Maximum likelihood estimation

Once the model order has been identified (i.e., the values of \(p\), \(d\) and \(q\)), we need to estimate the parameters \(c\), \(\phi_1,\dots,\phi_p\), \(\theta_1,\dots,\theta_q\). When R estimates the ARIMA model, it uses maximum likelihood estimation (MLE). This technique finds the values of the parameters which maximize the probability of obtaining the data that we have observed. For ARIMA models, MLE is very similar to the least squares estimates that would be obtained by minimizing \[ \sum_{t=1}^Te_t^2. \] (For the regression models considered in Chapter 5, MLE gives exactly the same parameter estimates as least squares estimation.) Note that ARIMA models are much more complicated to estimate than regression models, and different software will give slightly different answers as they use different methods of estimation, and different optimization algorithms.

In practice, R will report the value of the log likelihood of the data; that is, the logarithm of the probability of the observed data coming from the estimated model.
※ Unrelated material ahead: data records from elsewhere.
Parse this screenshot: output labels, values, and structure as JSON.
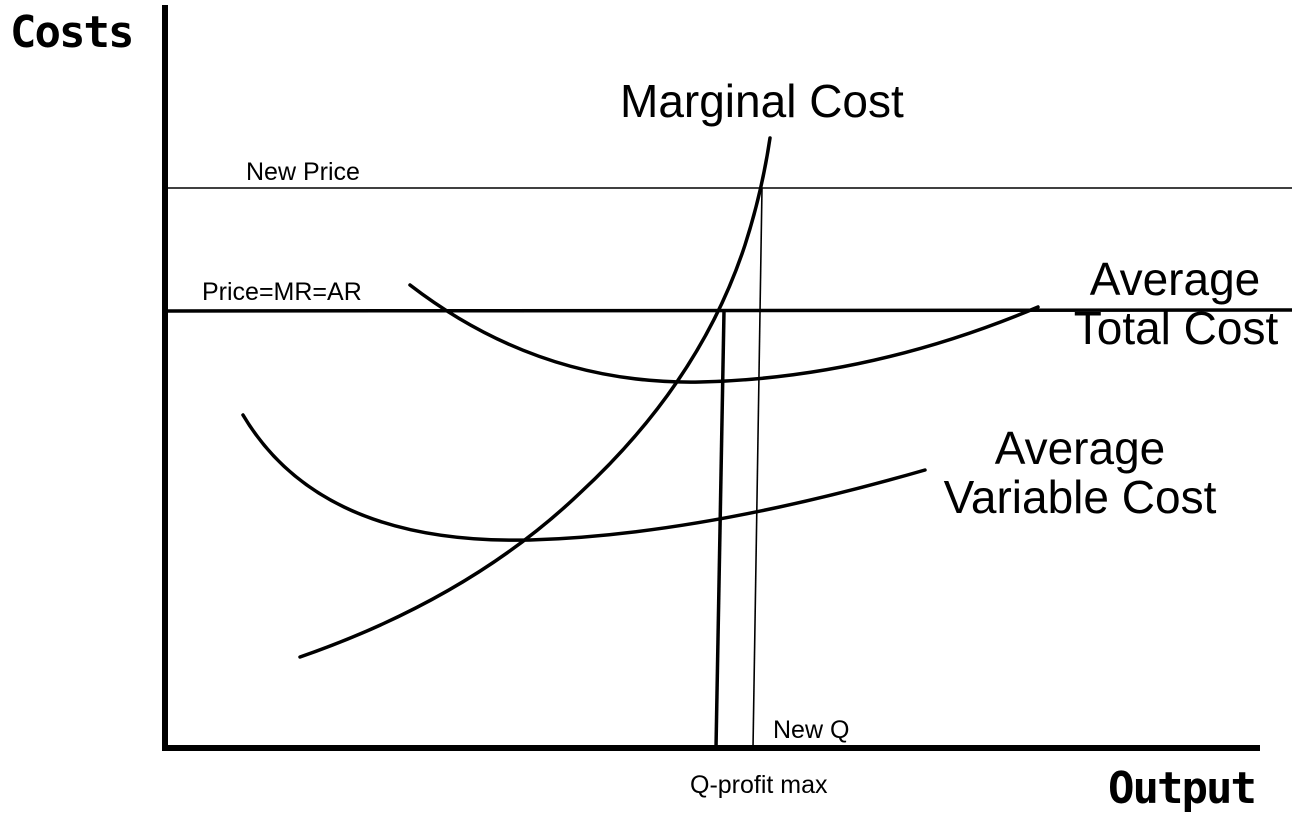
{
  "axes": {
    "y_title": "Costs",
    "x_title": "Output"
  },
  "lines": {
    "new_price": "New Price",
    "price_mr_ar": "Price=MR=AR"
  },
  "curves": {
    "marginal_cost": "Marginal Cost",
    "atc_line1": "Average",
    "atc_line2": "Total Cost",
    "avc_line1": "Average",
    "avc_line2": "Variable Cost"
  },
  "quantities": {
    "new_q": "New Q",
    "q_profit_max": "Q-profit max"
  }
}
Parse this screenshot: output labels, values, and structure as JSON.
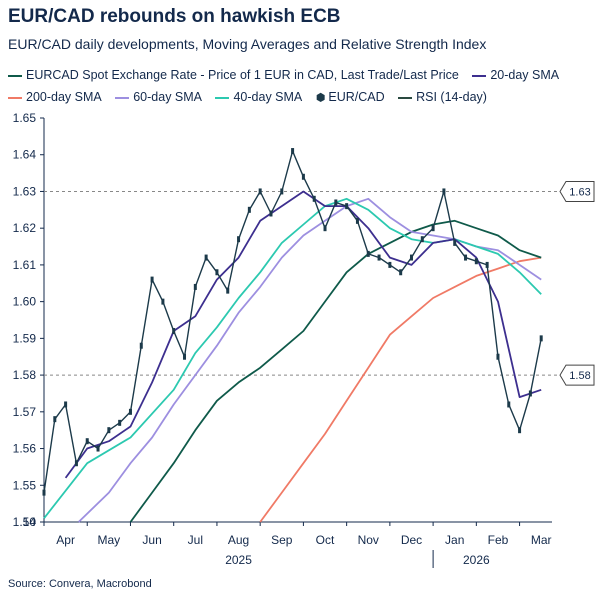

For given values of \(p\), \(d\) and \(q\), R will try to maximize the log likelihood when finding parameter estimates.

Information Criteria

Akaike’s Information Criterion (AIC), which was useful in selecting predictors for regression, is also useful for determining the order of an ARIMA model. It can be written as \[ \text{AIC} = -2 \log(L) + 2(p+q+k+1), \] where \(L\) is the likelihood of the data, \(k=1\) if \(c\ne0\) and \(k=0\) if \(c=0\). Note that the last term in parentheses is the number of parameters in the model (including \(\sigma^2\), the variance of the residuals).

For ARIMA models, the corrected AIC can be written as \[ \text{AICc} = \text{AIC} + \frac{2(p+q+k+1)(p+q+k+2)}{T-p-q-k-2}, \] and the Bayesian Information Criterion can be written as \[ \text{BIC} = \text{AIC} + [\log(T)-2](p+q+k+1). \] Good models are obtained by minimizing the AIC, AICc or BIC. Our preference is to use the AICc.

It is important to note that these information criteria tend not to be good guides to selectingn the appropriate order of differencing (\(d\)) of a model, but only for selecting the values of \(p\) and \(q\). This is because the differencing changes the data on which the likelihood is computed, making the AIC values between models with different orders of differencing not comparable. So we need to use some other approach to choose \(d\), and then we can use the AICc to select \(p\) and \(q\).